Das Wort kommt vom lateinischen "morari ("verzögern", "aufschieben"). Mit "Moratorium" bezeichnet man allgemein eine Vereinbarung darüber, dass eine bestimmte Sache für eine gewisse Zeit aufgeschoben wird. Es wird noch Bedenkzeit benötigt, um eine schwierige Aufgabe zu lösen oder einfach nur, um neue Kräfte zu sammeln.

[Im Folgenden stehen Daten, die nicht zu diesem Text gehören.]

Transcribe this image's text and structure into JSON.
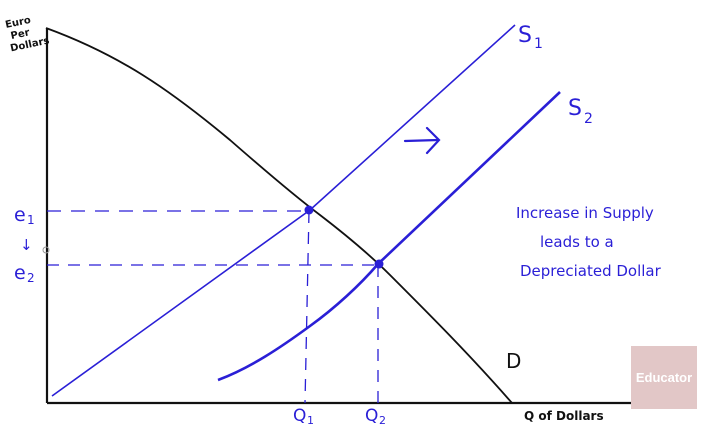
{
  "colors": {
    "axis": "#111111",
    "supply": "#2a1fd6",
    "demand": "#111111",
    "watermark_bg": "#e2c7c7"
  },
  "y_axis_label": [
    "Euro",
    "Per",
    "Dollars"
  ],
  "x_axis_label": "Q of Dollars",
  "curves": {
    "s1": "S",
    "s1_sub": "1",
    "s2": "S",
    "s2_sub": "2",
    "demand": "D"
  },
  "ticks": {
    "e1": "e",
    "e1_sub": "1",
    "e2": "e",
    "e2_sub": "2",
    "arrow_down": "↓",
    "q1": "Q",
    "q1_sub": "1",
    "q2": "Q",
    "q2_sub": "2"
  },
  "annotation": [
    "Increase in Supply",
    "leads to a",
    "Depreciated Dollar"
  ],
  "watermark": "Educator"
}
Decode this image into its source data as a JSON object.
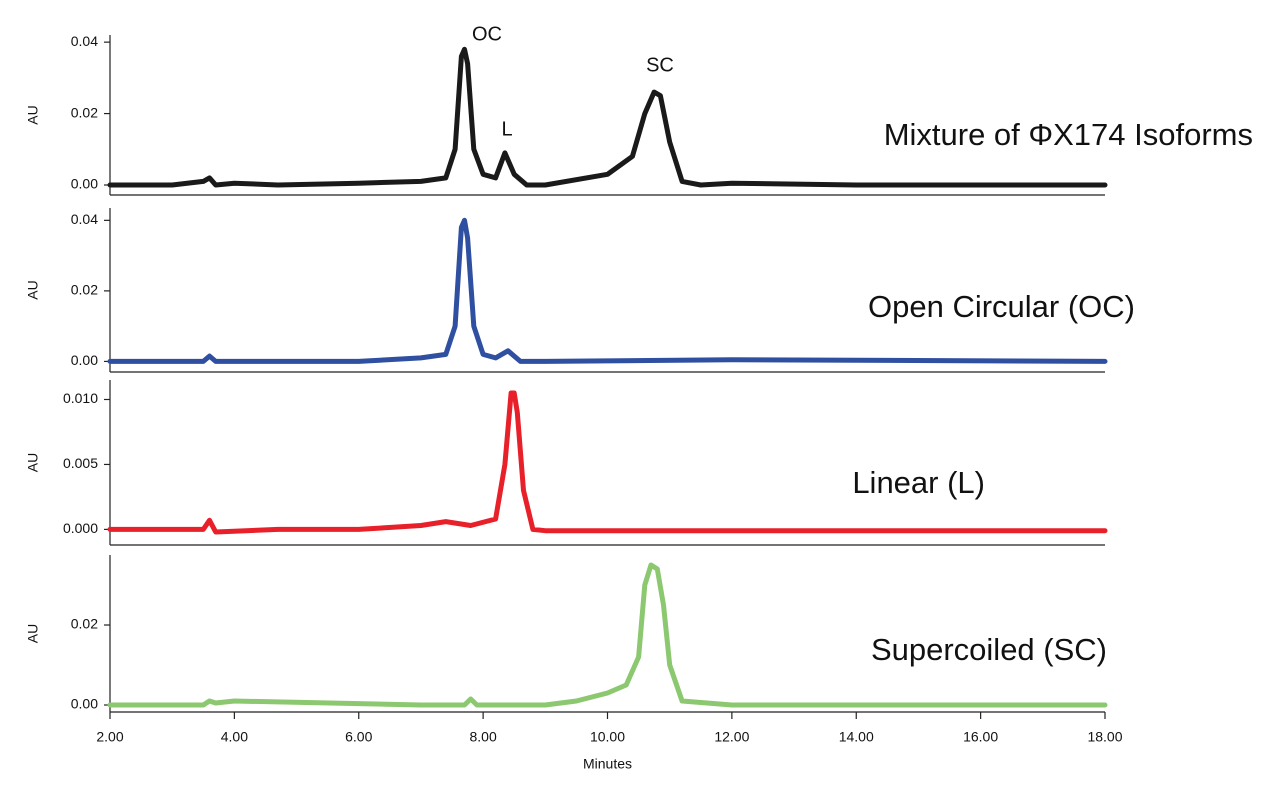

Ob im Schulalltag oder im Berufsleben – oft braucht man manchmal eine Frist, um wichtige Entscheidungen treffen zu können.
In der
Politik oder in der
Wirtschaft gehen einem Moratorium meist Gespräche oder Verhandlungen voraus. Expertenkommissionen setzen sich mit Situationen, Forderungen oder Ereignissen auseinander und suchen nach Lösungswegen. Nicht immer findet man aber eine Lösung. Dann vereinbart man, mit einer endgültigen Entscheidung zu warten. Das Problem oder die Aufgabe, die erledigt werden soll, wird nicht unter den Tisch gekehrt oder einfach vergessen. Sondern man will in der Pause einen Weg finden, um die Probleme, die gelöst werden müssen, zu entscheiden.
Beispiele für Moratorien: In der Finanzpolitik kann einem Land, das sich in einer schweren
Krise befindet, die Rückzahlung von
Schulden gestundet werden. Atommächte versuchen, mit Hilfe von Moratorien die Atomtests ausgesetzt. Bei den schwierigen Verhandlungen in der EU über Fischfangquoten wurde 2005 von
Deutschland,
Schweden und
Großbritannien ein Moratorium vorgeschlagen, um die Meere nicht zu überfischen.
Russland setzte mit einem Moratorium 1996 die Todesstrafe aus, ohne sie allerdings offiziell abzuschaffen. Ähnliches geschah im Jahre 2000 auch im
amerikanischen Bundesstaat Illinois. Ganz aktuell war ein Moratorium nach der Ölkatastrophe im Golf von
Mexiko im Juni 2010. Die US-
Regierung beschloss ein auf sechs Monate befristete Moratorium für Tiefseebohrungen.